The simulations reveal that the magnitude and orientation of the black‑hole spin dramatically reshape the disruption process. High spin (a∗ ≈ 0.9) produces strong Lense‑Thirring frame dragging, which lifts debris out of the original orbital plane and creates a highly asymmetric, spiral‑like stream. When the spin is aligned or anti‑aligned with the orbit, the debris remains more planar, and a larger fraction of the WD mass is promptly swallowed by the horizon. In the perpendicular‑spin case, the out‑of‑plane motion is maximal, often leading to substantial obscuration of the nascent accretion flow.
Despite these early‑time differences, the long‑term fallback rate follows the classic t⁻⁵ᐟ³ power law predicted by Newtonian TDE theory. After an initial peak occurring within ∼0.1 s of disruption, the mass accretion rate settles into a quasi‑steady phase lasting ∼10⁴ s before decaying. This finding demonstrates that, even in the strong‑field regime, the global scaling of fallback is governed by the underlying Keplerian potential rather than spin‑induced relativistic corrections.
To translate the fallback into observable signatures, the authors feed the time‑dependent accretion rate into a slim‑disk model that accounts for radiation pressure, advection, and relativistic corrections to the emitted spectrum. The resulting disk is hot (central temperatures ≈10⁶ K) and radiates primarily in soft X‑rays, with a spectral peak between 0.2 and 2 keV. The luminosity reaches the Eddington limit (∼10⁴⁴–10⁴⁵ erg s⁻¹) and remains roughly constant for 1–3 years before the t⁻⁵ᐟ³ decline reduces the output. Because the debris can be lifted above the disk plane by frame dragging, the inner X‑ray source may be partially or fully hidden from certain lines of sight, producing variability and spectral softening that depend on the observer’s inclination.

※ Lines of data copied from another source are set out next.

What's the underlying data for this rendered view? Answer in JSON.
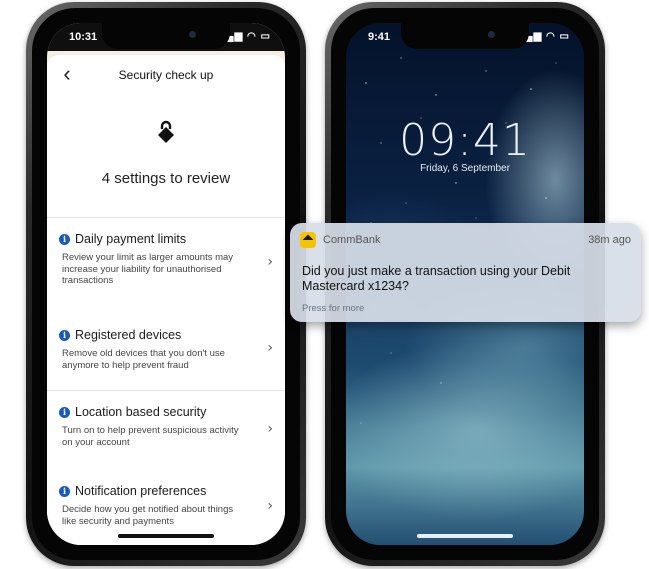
{
  "left_phone": {
    "status_time": "10:31",
    "status_icons": "▂▄▆ ◠ ▭",
    "nav": {
      "back_glyph": "‹",
      "title": "Security check up"
    },
    "icon_name": "lock-icon",
    "summary": "4 settings to review",
    "items": [
      {
        "title": "Daily payment limits",
        "desc": "Review your limit as larger amounts may increase your liability for unauthorised transactions"
      },
      {
        "title": "Registered devices",
        "desc": "Remove old devices that you don't use anymore to help prevent fraud"
      },
      {
        "title": "Location based security",
        "desc": "Turn on to help prevent suspicious activity on your account"
      },
      {
        "title": "Notification preferences",
        "desc": "Decide how you get notified about things like security and payments"
      }
    ],
    "chevron": "›",
    "info_glyph": "i"
  },
  "right_phone": {
    "status_time": "9:41",
    "status_icons": "▂▄▆ ◠ ▭",
    "clock": "09:41",
    "date": "Friday, 6 September"
  },
  "notification": {
    "app_name": "CommBank",
    "time": "38m ago",
    "body": "Did you just make a transaction using your Debit Mastercard x1234?",
    "footer": "Press for more"
  },
  "colors": {
    "info_blue": "#1a58b9",
    "commbank_yellow": "#f5c400"
  }
}
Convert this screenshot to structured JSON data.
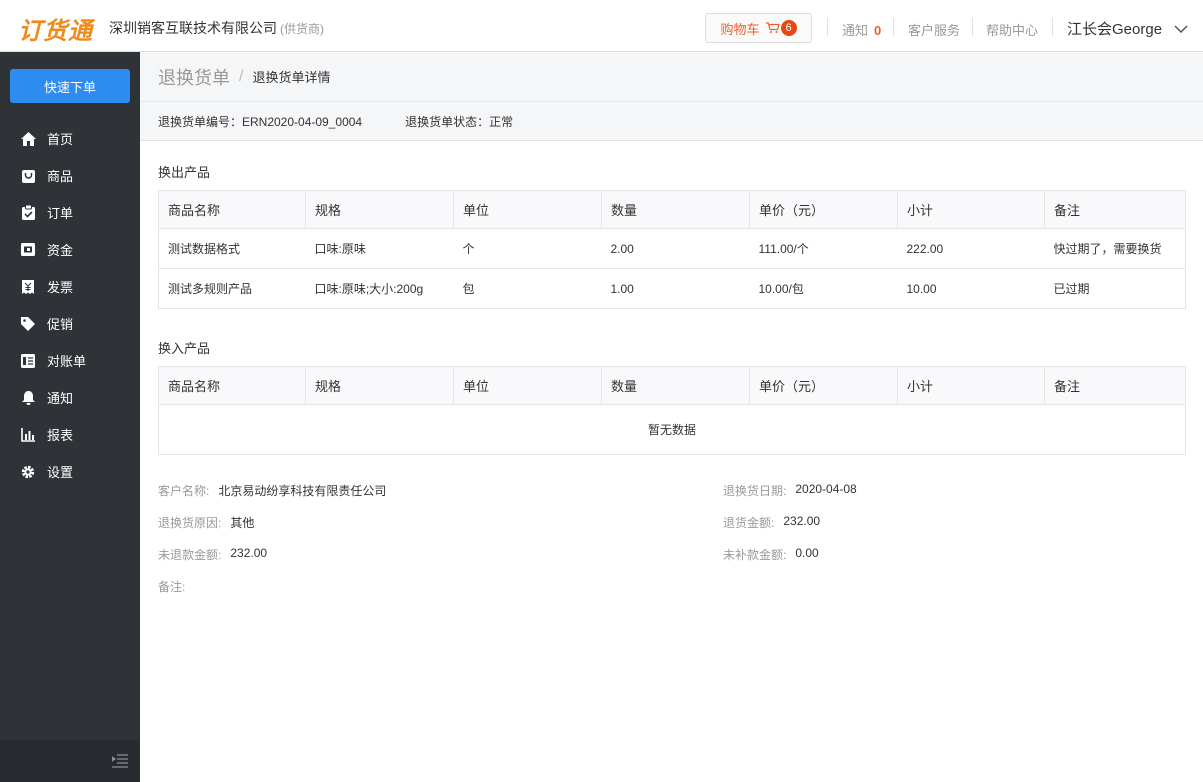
{
  "header": {
    "logo": "订货通",
    "company": "深圳销客互联技术有限公司",
    "role": "(供货商)",
    "cart_label": "购物车",
    "cart_count": "6",
    "notify_label": "通知",
    "notify_count": "0",
    "service_label": "客户服务",
    "help_label": "帮助中心",
    "user_name": "江长会George"
  },
  "sidebar": {
    "quick_order": "快速下单",
    "items": [
      {
        "label": "首页",
        "icon": "home-icon"
      },
      {
        "label": "商品",
        "icon": "bag-icon"
      },
      {
        "label": "订单",
        "icon": "clipboard-icon"
      },
      {
        "label": "资金",
        "icon": "wallet-icon"
      },
      {
        "label": "发票",
        "icon": "invoice-icon"
      },
      {
        "label": "促销",
        "icon": "tag-icon"
      },
      {
        "label": "对账单",
        "icon": "statement-icon"
      },
      {
        "label": "通知",
        "icon": "bell-icon"
      },
      {
        "label": "报表",
        "icon": "chart-icon"
      },
      {
        "label": "设置",
        "icon": "gear-icon"
      }
    ]
  },
  "breadcrumb": {
    "root": "退换货单",
    "separator": "/",
    "current": "退换货单详情"
  },
  "info": {
    "number": "退换货单编号：ERN2020-04-09_0004",
    "status": "退换货单状态：正常"
  },
  "out_section": {
    "title": "换出产品",
    "headers": [
      "商品名称",
      "规格",
      "单位",
      "数量",
      "单价（元）",
      "小计",
      "备注"
    ],
    "rows": [
      [
        "测试数据格式",
        "口味:原味",
        "个",
        "2.00",
        "111.00/个",
        "222.00",
        "快过期了，需要换货"
      ],
      [
        "测试多规则产品",
        "口味:原味;大小:200g",
        "包",
        "1.00",
        "10.00/包",
        "10.00",
        "已过期"
      ]
    ]
  },
  "in_section": {
    "title": "换入产品",
    "headers": [
      "商品名称",
      "规格",
      "单位",
      "数量",
      "单价（元）",
      "小计",
      "备注"
    ],
    "empty_text": "暂无数据"
  },
  "details": {
    "customer_label": "客户名称:",
    "customer_value": "北京易动纷享科技有限责任公司",
    "date_label": "退换货日期:",
    "date_value": "2020-04-08",
    "reason_label": "退换货原因:",
    "reason_value": "其他",
    "amount_label": "退货金额:",
    "amount_value": "232.00",
    "unrefunded_label": "未退款金额:",
    "unrefunded_value": "232.00",
    "unpaid_label": "未补款金额:",
    "unpaid_value": "0.00",
    "remark_label": "备注:"
  }
}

Gravitational‑wave emission is also computed. The disruption generates a short burst with a characteristic frequency near 3.2 Hz and a strain amplitude of order 10⁻¹⁸ for a source located at the Galactic centre. While this signal lies below the sensitivity of current ground‑based detectors, it falls within the target band of proposed space‑based low‑frequency observatories such as DECIGO or BBO, suggesting that future missions could capture the GW counterpart of such events.
The authors estimate the volumetric rate of ultra‑close WD‑IMBH encounters by combining the density of IMBHs in dwarf galaxies with the cross‑section for deep encounters. They obtain a rate of 10⁻⁴–10⁻³ Mpc⁻³ yr⁻¹, consistent with the non‑detection of similar transients in the ROSAT all‑sky survey. However, upcoming wide‑field, high‑sensitivity X‑ray missions like the Wide‑Field X‑ray Telescope (WFXT) or eROSITA are expected to detect dozens of these events per year, providing a new probe of IMBH demographics and relativistic accretion physics.
In summary, the paper demonstrates that black‑hole spin and its orientation critically influence the early dynamics, debris geometry, and electromagnetic visibility of ultra‑close white‑dwarf tidal disruptions, while the late‑time fallback follows the familiar t⁻⁵ᐟ³ law. By coupling full numerical relativity with slim‑disk spectral modeling, the authors deliver a comprehensive, predictive framework that bridges gravitational‑wave and X‑ray observations of a previously unexplored class of relativistic transients.